My grandpa was a man who I never saw comfortable anywhere but his garden; a ward, with other people, some of whom he had to obey, and restrictions on his movement? He hated it here. Throughout our childhood he was the one permanent adult male presence; upper lip carved out of stone, sure, but always there. This stroke and fall was the first sign of his end approaching and in a ward somewhere round here I had my last conversation with the old, stoic him. The last of our conversations about entirely practical matters, before dementia yanked out the trauma and loss he’d ossified, carefully, deliberately, for fifty years. There are two other conversations I remember after that, mapped out on other points of this city: when I stopped him trying to steal a tablecloth during a gleeful rampage around a locked ward at the Astley Ainslie, and when I held his hand as he cried out the three syllables of his dead brother’s name from the plastic chair of his nursing home on Colinton Road. I’ve never visited the memorial stone we had engraved for him at the Mortonhall Crematorium; it’s too far out. Instead, I give him a silent nod from the top deck every time the number 27 rounds the corner onto Lauriston Place. I can pay my homage here because of the permanence of this building. It always will be.
The privilege, eh? The privilege of being born here, in a beautiful building in a city famous around the world for its beauty, in a country that nobody dares to try and destroy. The sort of building that is so beautiful trusts are set up to ensure it will continue to exist, to contain futures and Futures Institutes whilst still being a tangible marker of the pasts of the people of the city who were born and sickened and recovered and died here.

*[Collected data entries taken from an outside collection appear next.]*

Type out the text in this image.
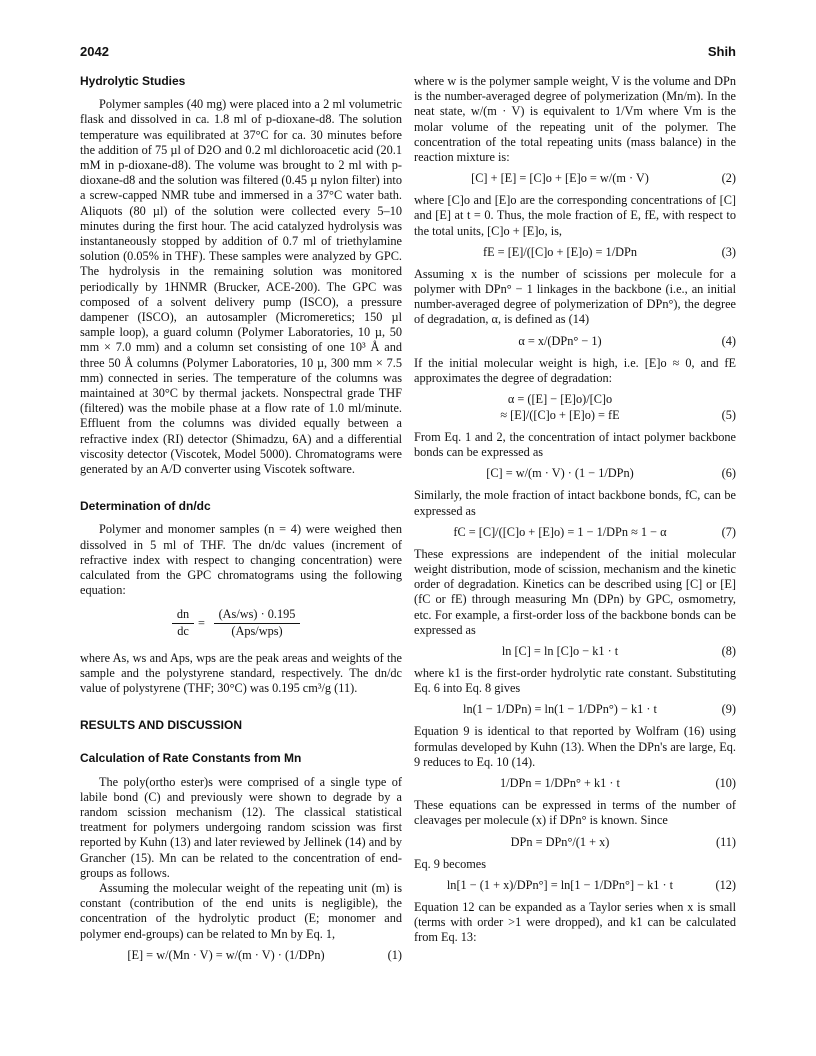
2042	Shih
Hydrolytic Studies

Polymer samples (40 mg) were placed into a 2 ml volumetric flask and dissolved in ca. 1.8 ml of p-dioxane-d8. The solution temperature was equilibrated at 37°C for ca. 30 minutes before the addition of 75 µl of D2O and 0.2 ml dichloroacetic acid (20.1 mM in p-dioxane-d8). The volume was brought to 2 ml with p-dioxane-d8 and the solution was filtered (0.45 µ nylon filter) into a screw-capped NMR tube and immersed in a 37°C water bath. Aliquots (80 µl) of the solution were collected every 5–10 minutes during the first hour. The acid catalyzed hydrolysis was instantaneously stopped by addition of 0.7 ml of triethylamine solution (0.05% in THF). These samples were analyzed by GPC. The hydrolysis in the remaining solution was monitored periodically by 1HNMR (Brucker, ACE-200). The GPC was composed of a solvent delivery pump (ISCO), a pressure dampener (ISCO), an autosampler (Micromeretics; 150 µl sample loop), a guard column (Polymer Laboratories, 10 µ, 50 mm × 7.0 mm) and a column set consisting of one 10³ Å and three 50 Å columns (Polymer Laboratories, 10 µ, 300 mm × 7.5 mm) connected in series. The temperature of the columns was maintained at 30°C by thermal jackets. Nonspectral grade THF (filtered) was the mobile phase at a flow rate of 1.0 ml/minute. Effluent from the columns was divided equally between a refractive index (RI) detector (Shimadzu, 6A) and a differential viscosity detector (Viscotek, Model 5000). Chromatograms were generated by an A/D converter using Viscotek software.

Determination of dn/dc

Polymer and monomer samples (n = 4) were weighed then dissolved in 5 ml of THF. The dn/dc values (increment of refractive index with respect to changing concentration) were calculated from the GPC chromatograms using the following equation:

dn
dc
=
(As/ws) · 0.195
(Aps/wps)

where As, ws and Aps, wps are the peak areas and weights of the sample and the polystyrene standard, respectively. The dn/dc value of polystyrene (THF; 30°C) was 0.195 cm³/g (11).

RESULTS AND DISCUSSION
Calculation of Rate Constants from Mn

The poly(ortho ester)s were comprised of a single type of labile bond (C) and previously were shown to degrade by a random scission mechanism (12). The classical statistical treatment for polymers undergoing random scission was first reported by Kuhn (13) and later reviewed by Jellinek (14) and by Grancher (15). Mn can be related to the concentration of end-groups as follows.

Assuming the molecular weight of the repeating unit (m) is constant (contribution of the end units is negligible), the concentration of the hydrolytic product (E; monomer and polymer end-groups) can be related to Mn by Eq. 1,

[E] = w/(Mn · V) = w/(m · V) · (1/DPn)	(1)

where w is the polymer sample weight, V is the volume and DPn is the number-averaged degree of polymerization (Mn/m). In the neat state, w/(m · V) is equivalent to 1/Vm where Vm is the molar volume of the repeating unit of the polymer. The concentration of the total repeating units (mass balance) in the reaction mixture is:

[C] + [E] = [C]o + [E]o = w/(m · V)	(2)

where [C]o and [E]o are the corresponding concentrations of [C] and [E] at t = 0. Thus, the mole fraction of E, fE, with respect to the total units, [C]o + [E]o, is,

fE = [E]/([C]o + [E]o) = 1/DPn	(3)

Assuming x is the number of scissions per molecule for a polymer with DPn° − 1 linkages in the backbone (i.e., an initial number-averaged degree of polymerization of DPn°), the degree of degradation, α, is defined as (14)

α = x/(DPn° − 1)	(4)

If the initial molecular weight is high, i.e. [E]o ≈ 0, and fE approximates the degree of degradation:

α = ([E] − [E]o)/[C]o
≈ [E]/([C]o + [E]o) = fE	(5)

From Eq. 1 and 2, the concentration of intact polymer backbone bonds can be expressed as

[C] = w/(m · V) · (1 − 1/DPn)	(6)

Similarly, the mole fraction of intact backbone bonds, fC, can be expressed as

fC = [C]/([C]o + [E]o) = 1 − 1/DPn ≈ 1 − α	(7)

These expressions are independent of the initial molecular weight distribution, mode of scission, mechanism and the kinetic order of degradation. Kinetics can be described using [C] or [E] (fC or fE) through measuring Mn (DPn) by GPC, osmometry, etc. For example, a first-order loss of the backbone bonds can be expressed as

ln [C] = ln [C]o − k1 · t	(8)

where k1 is the first-order hydrolytic rate constant. Substituting Eq. 6 into Eq. 8 gives

ln(1 − 1/DPn) = ln(1 − 1/DPn°) − k1 · t	(9)

Equation 9 is identical to that reported by Wolfram (16) using formulas developed by Kuhn (13). When the DPn's are large, Eq. 9 reduces to Eq. 10 (14).

1/DPn = 1/DPn° + k1 · t	(10)

These equations can be expressed in terms of the number of cleavages per molecule (x) if DPn° is known. Since

DPn = DPn°/(1 + x)	(11)

Eq. 9 becomes

ln[1 − (1 + x)/DPn°] = ln[1 − 1/DPn°] − k1 · t	(12)

Equation 12 can be expanded as a Taylor series when x is small (terms with order >1 were dropped), and k1 can be calculated from Eq. 13:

The privilege of knowing that your beautiful cityscapes will always exist, that a building is a permanent thing. The privilege of thinking of a hospital as a safe place.
Imagine another hospital in another city. Let’s call it Al-Shifa, because that was its name. You have to imagine it, because it isn’t there any more. Hasn’t been since April, so nobody can ever again point to it from a bus, with their children, and say “I was born here”. Imagine a hospital where the tiny skelfs of newborn babies and the confused, humiliated old men didn’t get to go home.
The Edinburgh Royal Infirmary, at one point in the post-hospital life that it got to have, once had a lovely independent bookshop here, in the courtyard that all hospitals seem to have built in. Spaces for patients to walk, recuperate gently, breathe air that doesn’t carry disease. I launched my first novel here, in April 2015. Old friends came, walked their own memory maps of the city to get here. We drank wine. Oh, it was very civilised. And now this courtyard hosts a book festival – the Book Festival. The most Edinburghy event in all of Edinburgh. They pitched the Spiegeltent right in the centre.
Imagine that other hospital. It had a courtyard too, before the last bombs flattened it, reduced the distinction between “courtyard” and “hospital building” to nothing. In May 2024, aid workers found a pit in the courtyard. Right in the centre. A new mass grave filled with bodies of patients: the old men from the stroke wards, the disorientated new mothers, newborns whose incubators had been turned off. With the ward nursers and medical students who had worked there, with the children who had been sheltering behind those big, thick, no-longer permanent hospital walls. Some of them had their hands cable tied behind their backs.
I was born here, and I take for granted that I will always be able to return to the building in the city I was born in, and chart my history, a history that began somewhere in this big beautiful structure, by its landmarks. Permanent. Eternal. Always was and will be. Because, by some stroke of luck, I was not born there.